Kalau kamu merasa penat dengan rutinitas dan butuh tempat untuk “kabur” sejenak dari hiruk-pikuk kota, Bandung selalu punya jawabannya. Nggak cuma soal kuliner atau kafe estetik, Bandung juga menyimpan banyak wisata alam yang masih asri dan menenangkan.
Salah satu destinasi yang belakangan makin dikenal adalah Situ Cisanti. Danau alami yang terletak di kaki Gunung Wayang ini menawarkan suasana yang berbeda – lebih sunyi, lebih adem, dan jauh dari keramaian.
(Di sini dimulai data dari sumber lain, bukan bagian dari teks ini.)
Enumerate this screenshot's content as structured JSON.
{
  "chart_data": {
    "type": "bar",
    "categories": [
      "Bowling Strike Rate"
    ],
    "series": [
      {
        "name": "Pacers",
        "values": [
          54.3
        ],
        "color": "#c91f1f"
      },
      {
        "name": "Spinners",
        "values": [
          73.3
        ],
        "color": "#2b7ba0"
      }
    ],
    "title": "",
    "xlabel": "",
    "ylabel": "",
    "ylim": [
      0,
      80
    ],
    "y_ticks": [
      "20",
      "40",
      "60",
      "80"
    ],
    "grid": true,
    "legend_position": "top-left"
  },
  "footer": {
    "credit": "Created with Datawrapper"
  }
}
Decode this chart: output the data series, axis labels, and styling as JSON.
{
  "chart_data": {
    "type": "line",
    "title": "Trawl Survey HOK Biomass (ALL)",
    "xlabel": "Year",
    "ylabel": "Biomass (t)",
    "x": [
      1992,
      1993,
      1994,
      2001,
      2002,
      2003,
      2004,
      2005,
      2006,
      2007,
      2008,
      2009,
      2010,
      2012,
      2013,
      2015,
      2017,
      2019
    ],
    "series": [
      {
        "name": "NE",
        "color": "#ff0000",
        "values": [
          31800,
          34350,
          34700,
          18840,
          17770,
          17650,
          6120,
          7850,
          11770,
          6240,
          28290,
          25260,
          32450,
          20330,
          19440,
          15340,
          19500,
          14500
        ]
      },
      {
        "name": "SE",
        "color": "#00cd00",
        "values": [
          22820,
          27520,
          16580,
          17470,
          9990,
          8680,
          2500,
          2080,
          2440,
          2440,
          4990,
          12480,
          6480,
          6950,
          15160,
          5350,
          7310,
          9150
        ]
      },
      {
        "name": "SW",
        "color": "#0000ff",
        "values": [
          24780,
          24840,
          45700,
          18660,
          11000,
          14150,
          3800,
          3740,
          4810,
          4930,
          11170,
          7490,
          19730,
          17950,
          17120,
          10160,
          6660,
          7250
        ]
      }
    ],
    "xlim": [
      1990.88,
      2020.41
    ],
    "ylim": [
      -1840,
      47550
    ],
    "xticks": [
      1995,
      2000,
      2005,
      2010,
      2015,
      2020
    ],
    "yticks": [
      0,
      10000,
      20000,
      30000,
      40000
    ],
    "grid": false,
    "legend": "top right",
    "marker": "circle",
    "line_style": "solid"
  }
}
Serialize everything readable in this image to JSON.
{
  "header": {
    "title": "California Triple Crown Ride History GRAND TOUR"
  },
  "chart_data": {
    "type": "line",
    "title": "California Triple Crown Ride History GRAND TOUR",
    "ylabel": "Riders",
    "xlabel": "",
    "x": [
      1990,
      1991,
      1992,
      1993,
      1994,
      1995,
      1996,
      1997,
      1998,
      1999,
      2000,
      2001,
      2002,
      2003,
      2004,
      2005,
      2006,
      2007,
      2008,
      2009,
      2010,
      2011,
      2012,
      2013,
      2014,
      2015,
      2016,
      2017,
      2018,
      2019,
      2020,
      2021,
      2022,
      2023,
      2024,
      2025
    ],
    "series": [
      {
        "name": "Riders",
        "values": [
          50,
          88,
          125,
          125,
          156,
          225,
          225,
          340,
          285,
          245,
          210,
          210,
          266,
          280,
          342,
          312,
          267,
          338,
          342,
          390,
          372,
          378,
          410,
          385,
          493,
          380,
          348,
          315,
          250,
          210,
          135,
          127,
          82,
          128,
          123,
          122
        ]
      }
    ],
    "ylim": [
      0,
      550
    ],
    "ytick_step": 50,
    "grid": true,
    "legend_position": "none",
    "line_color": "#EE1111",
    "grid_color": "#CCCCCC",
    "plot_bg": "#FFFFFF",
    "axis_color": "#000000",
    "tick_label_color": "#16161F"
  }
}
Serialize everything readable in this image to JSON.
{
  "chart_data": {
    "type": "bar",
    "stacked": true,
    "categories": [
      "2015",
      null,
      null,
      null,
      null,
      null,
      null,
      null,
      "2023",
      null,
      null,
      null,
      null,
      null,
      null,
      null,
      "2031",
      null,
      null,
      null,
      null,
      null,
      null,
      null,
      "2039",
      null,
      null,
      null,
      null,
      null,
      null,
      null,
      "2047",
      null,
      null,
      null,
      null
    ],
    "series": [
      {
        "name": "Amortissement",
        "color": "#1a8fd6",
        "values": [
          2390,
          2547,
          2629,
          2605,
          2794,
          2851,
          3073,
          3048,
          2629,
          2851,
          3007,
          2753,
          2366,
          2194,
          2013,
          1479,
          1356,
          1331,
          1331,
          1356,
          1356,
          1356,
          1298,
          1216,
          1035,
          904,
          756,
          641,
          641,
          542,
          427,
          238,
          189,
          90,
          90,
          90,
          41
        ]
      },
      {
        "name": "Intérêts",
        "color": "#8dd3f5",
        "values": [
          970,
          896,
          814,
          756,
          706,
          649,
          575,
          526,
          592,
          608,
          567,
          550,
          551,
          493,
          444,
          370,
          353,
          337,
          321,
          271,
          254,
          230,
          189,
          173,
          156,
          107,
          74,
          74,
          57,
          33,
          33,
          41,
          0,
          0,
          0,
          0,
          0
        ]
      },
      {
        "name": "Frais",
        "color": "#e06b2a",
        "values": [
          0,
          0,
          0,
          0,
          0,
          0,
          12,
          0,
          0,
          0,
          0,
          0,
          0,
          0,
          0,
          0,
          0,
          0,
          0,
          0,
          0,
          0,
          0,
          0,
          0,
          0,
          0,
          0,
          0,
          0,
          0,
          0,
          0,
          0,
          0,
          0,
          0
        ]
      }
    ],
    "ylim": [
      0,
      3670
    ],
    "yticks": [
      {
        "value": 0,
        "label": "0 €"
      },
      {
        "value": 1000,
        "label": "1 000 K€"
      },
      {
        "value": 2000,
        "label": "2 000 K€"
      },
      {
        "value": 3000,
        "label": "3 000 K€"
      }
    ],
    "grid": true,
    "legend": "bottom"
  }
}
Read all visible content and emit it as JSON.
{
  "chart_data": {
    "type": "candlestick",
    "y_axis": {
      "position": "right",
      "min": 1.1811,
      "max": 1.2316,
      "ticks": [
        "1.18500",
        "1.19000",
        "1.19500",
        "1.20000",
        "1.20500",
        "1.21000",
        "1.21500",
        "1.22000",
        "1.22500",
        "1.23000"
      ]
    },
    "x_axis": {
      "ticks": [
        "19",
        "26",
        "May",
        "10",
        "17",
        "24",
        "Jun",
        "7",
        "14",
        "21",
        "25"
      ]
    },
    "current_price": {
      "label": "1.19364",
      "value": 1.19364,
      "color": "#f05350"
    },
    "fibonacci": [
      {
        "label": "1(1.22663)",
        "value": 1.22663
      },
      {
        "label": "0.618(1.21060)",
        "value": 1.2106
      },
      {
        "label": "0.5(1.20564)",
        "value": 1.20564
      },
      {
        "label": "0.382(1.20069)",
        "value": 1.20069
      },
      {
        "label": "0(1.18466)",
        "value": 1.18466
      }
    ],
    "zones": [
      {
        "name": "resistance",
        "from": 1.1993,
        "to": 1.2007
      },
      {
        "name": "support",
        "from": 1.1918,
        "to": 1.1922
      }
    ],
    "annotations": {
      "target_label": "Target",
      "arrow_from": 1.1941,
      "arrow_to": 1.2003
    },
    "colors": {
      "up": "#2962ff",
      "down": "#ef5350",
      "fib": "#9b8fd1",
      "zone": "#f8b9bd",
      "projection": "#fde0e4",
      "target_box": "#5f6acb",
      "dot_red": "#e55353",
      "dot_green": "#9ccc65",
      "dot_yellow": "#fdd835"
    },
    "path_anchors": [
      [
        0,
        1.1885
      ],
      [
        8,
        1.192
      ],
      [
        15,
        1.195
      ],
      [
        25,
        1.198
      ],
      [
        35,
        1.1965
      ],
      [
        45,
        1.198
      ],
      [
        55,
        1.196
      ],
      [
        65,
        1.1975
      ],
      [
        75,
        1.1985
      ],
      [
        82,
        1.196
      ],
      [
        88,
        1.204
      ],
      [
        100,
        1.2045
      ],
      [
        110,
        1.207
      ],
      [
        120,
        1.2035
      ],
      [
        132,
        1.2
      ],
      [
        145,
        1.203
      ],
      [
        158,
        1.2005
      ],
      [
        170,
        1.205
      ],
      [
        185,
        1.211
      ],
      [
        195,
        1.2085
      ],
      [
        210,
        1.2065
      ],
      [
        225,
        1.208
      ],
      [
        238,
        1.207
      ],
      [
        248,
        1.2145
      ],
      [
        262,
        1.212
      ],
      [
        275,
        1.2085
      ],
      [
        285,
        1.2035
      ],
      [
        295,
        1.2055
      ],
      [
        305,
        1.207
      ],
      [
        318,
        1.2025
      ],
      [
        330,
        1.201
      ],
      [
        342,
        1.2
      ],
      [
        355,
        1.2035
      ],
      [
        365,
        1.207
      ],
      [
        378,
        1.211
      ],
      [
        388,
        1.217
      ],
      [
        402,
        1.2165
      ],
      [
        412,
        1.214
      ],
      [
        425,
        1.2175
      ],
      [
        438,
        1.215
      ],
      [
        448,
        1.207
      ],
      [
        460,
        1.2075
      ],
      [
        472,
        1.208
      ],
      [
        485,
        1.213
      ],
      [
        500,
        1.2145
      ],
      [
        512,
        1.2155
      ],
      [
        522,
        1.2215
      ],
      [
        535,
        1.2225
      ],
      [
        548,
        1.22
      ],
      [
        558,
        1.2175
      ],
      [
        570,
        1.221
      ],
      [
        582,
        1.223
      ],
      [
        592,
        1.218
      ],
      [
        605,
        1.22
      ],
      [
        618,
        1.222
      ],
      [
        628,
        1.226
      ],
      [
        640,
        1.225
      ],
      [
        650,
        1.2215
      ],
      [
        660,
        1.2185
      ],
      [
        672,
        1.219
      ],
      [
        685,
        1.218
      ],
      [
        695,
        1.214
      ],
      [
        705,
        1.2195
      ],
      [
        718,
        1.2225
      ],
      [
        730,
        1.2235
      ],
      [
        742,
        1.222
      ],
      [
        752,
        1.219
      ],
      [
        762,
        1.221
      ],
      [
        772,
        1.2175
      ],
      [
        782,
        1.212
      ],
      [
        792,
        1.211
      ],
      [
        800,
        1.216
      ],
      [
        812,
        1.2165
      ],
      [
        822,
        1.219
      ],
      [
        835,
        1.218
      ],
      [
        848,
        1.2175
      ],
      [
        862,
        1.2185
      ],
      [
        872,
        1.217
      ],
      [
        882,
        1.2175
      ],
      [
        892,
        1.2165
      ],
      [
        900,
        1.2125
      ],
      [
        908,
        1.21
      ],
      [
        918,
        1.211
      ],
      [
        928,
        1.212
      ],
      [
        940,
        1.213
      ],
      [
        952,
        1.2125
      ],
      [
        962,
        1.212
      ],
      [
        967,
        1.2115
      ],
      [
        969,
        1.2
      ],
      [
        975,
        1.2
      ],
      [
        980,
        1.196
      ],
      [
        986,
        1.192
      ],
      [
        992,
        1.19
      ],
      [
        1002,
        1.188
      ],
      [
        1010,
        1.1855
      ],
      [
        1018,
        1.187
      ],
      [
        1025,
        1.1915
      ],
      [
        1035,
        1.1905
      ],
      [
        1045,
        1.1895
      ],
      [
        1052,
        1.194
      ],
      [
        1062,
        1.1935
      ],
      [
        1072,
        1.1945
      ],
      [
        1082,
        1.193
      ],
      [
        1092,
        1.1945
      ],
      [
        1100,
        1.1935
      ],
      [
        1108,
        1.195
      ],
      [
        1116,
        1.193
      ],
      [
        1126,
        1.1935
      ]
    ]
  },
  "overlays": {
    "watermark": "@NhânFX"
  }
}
Dengan air yang jernih seperti cermin dan dikelilingi pegunungan hijau, destinasi wisata di Bandung ini cocok banget buat kamu yang ingin menikmati ketenangan alam.
Menariknya lagi, Situ Cisanti ini bukan sekadar wisata biasa. Di sinilah titik nol Sungai Citarum berada, sungai legendaris yang punya peran besar di Jawa Barat.
Jadi, selain menikmati keindahan alam, kamu juga bisa belajar sedikit tentang sejarah dan lingkungan. Yuk, kita kupas lengkap pesona Situ Cisanti!
Daya Tarik Situ Cisanti yang Bikin Betah Berlama-lama

1. Danau Jernih yang Bikin Pikiran Ikut “Jernih”
Begitu kamu tiba di Situ Cisanti, satu hal yang hampir pasti bikin kamu berhenti sejenak adalah… airnya.
Jernih. Tenang. Hampir seperti kaca.
Permukaan danau sering terlihat memantulkan langit, pepohonan, bahkan bayangan gunung di sekitarnya. Di beberapa momen, kamu bahkan bisa melihat dasar airnya dengan cukup jelas.
Suasananya juga nggak kalah “magis”. Sunyi, minim suara, hanya sesekali terdengar angin atau gemericik air.
Tanpa sadar, kamu akan otomatis menarik napas lebih dalam… dan merasa lebih rileks.
Dikelilingi oleh Gunung Wayang, Malabar, dan Rakutak, Situ Cisanti terasa seperti dunia kecil yang terpisah dari keramaian luar – benar-benar definisi hidden paradise.
2. Titik Nol Sungai Citarum: Tempat yang Punya Cerita
Yang membuat Situ Cisanti bukan sekadar danau biasa adalah cerita besar di baliknya.
Di sinilah titik nol Sungai Citarum berada – sungai legendaris yang mengalir panjang dan menjadi salah satu yang terpenting di Jawa Barat.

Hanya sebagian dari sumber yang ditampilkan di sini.